Segundo a docente, a própria CRE reconhece que a prova fornecida para denúncia é “ilegal”. “Eles assumiram que a gravação é ilegal, assumiram que a gravação não pode ser usada como prova e está tudo registrado. Inclusive, eles orientam que a escola faça um trabalho de reflexão e de divulgação da Lei de Proteção de Dados”, revela.


Atuação em defesa da educação


O caso de Carolina M. Puerto guarda ainda outras proporções, uma vez que ela ocupa a Diretoria de organização da Regional de Florianópolis do Sindicato dos Trabalhadores em Educação na Rede Pública de Ensino do Estado de SC (SINTE/SC), que coordenou a greve do magistério de Santa Catarina.

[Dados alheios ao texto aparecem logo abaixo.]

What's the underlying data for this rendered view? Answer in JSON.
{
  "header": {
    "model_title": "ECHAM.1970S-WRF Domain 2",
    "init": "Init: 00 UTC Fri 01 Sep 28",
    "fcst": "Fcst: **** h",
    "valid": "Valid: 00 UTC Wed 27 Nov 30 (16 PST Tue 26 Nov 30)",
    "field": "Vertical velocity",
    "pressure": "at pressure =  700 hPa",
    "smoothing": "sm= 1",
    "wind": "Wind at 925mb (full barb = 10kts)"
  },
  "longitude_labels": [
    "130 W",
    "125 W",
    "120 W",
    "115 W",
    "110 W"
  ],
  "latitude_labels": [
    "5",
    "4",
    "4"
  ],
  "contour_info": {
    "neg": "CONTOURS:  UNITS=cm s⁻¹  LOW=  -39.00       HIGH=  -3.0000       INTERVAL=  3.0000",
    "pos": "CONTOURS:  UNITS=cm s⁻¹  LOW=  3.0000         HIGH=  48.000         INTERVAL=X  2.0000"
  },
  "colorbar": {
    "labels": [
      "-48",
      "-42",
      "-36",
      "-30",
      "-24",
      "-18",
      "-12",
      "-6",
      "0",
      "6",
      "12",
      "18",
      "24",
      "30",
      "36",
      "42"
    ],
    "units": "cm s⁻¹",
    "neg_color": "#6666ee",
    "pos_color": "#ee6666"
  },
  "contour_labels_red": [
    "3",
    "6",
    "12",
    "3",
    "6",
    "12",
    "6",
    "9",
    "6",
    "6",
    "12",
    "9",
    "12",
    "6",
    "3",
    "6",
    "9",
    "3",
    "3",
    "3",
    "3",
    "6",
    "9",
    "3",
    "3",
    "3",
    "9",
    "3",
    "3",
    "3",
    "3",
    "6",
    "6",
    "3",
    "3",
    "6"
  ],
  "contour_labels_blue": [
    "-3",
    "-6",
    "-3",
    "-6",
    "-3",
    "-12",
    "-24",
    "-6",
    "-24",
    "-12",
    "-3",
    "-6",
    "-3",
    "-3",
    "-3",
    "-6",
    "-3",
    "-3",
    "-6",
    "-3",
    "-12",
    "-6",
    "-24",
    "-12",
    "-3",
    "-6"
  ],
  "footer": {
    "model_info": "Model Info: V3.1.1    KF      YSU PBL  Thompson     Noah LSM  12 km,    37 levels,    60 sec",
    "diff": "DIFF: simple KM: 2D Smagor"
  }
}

Naquela ocasião, com as grandes proporções dos atos, o governador despachou uma carta às escolas com ameaças de demissões. “Nós estávamos à frente da greve, no sentido que a Regional Floripa teve uma expressão maior durante o movimento por várias razões, principalmente por ser na capital. Mas nós saímos da greve em uma situação muito difícil. Eu nunca tinha visto um governador assediar por meio de um documento, inconstitucional, em que ele registrou ameaças de demissão”, conta.


Puerto enxerga relação do episódio com a rapidez em que se deu o seu processo de afastamento e a justificativa de “militância política” para instauração do PAD. “Ao mesmo tempo, porque eu sou só mais uma professora, mas entendo que é um recado muito claro”, diz. 


Ainda assim, a professora ressalta que este não é um problema individual: “É uma questão coletiva, porque Santa Catarina é um lugar que tem uma série de casos como o meu. Não gosto da exposição individual, eu entendo como uma questão coletiva.”


Mobilização


Consternados com a situação de Carolina, os docentes da EEB Simão José Hess publicaram uma carta aberta à comunidade escolar, manifestando “apoio irrestrito” à professora, inclusive salientando que o trabalho com conteúdo sobre desinformação é “orientado pelos cadernos curriculares do território catarinense a respeito do Novo Ensino Médio”.


Estou recebendo um apoio que eu não tenho direito de não encarar isso da melhor maneira possível. Todo o apoio é fundamental, mas, sem dúvidas, o que mais me emociona e fortalece é o apoio que eu tenho recebido dos estudantes”, relata Puerto. 


Na próxima terça-feira (25), colegas da docente irão se reunir em um ato, em frente à sede da Secretaria de Estado da Educação, em Florianópolis, a partir das 13h. 


O ato é em defesa da liberdade, contra a perseguição de trabalhadores da educação e para que o processo seja suspenso e que eu retorne ao meu trabalho. Vamos estar lá pelo meu retorno, mas também porque não podemos mais aceitar esse tipo de perseguição absurda,  que tem levado não só ao afastamento, mas ao adoecimento de professores”, completa Puerto.



***


Na avaliação do SINTRAM-SJ (Sindicato dos Trabalhadores do Serviço Público de São José, a atitude do governador Jorginho Mello, através da Secretaria da Educação, confirma o quanto o autoritarismo segue firme em Santa Catarina. É vergonhoso e injusto afastar uma professora acusando-a de fazer “militância política” em sala de aula, além de inconstitucional.


Conforme cartilha divulgada pelo Fórum Nacional Popular da Educação, “todo docente tem o direito constitucional de liberdade de cátedra, que consiste em não sujeição à censura em respeito aos princípios da liberdade de aprender, ensinar, pesquisar e divulgar o pensamento, a arte e o saber e o pluralismo de ideias e de concepções pedagógicas.”


A cartilha ainda afirma que “a livre discussão ou o debate acerca de concepções filosóficas, políticas ou religiosas não se confunde com propaganda político-partidária ou doutrinação ideológica.” Diante disso, fica registrada aqui a solidariedade do Sintram-SJ a todas as professoras e professores que lutam diariamente por uma educação libertadora.


Portanto, na avaliação do sindicato, é preciso cobrar o retorno urgente da professora a sua atividade profissional, garantindo o pleno direito de exercer seu ofício com liberdade!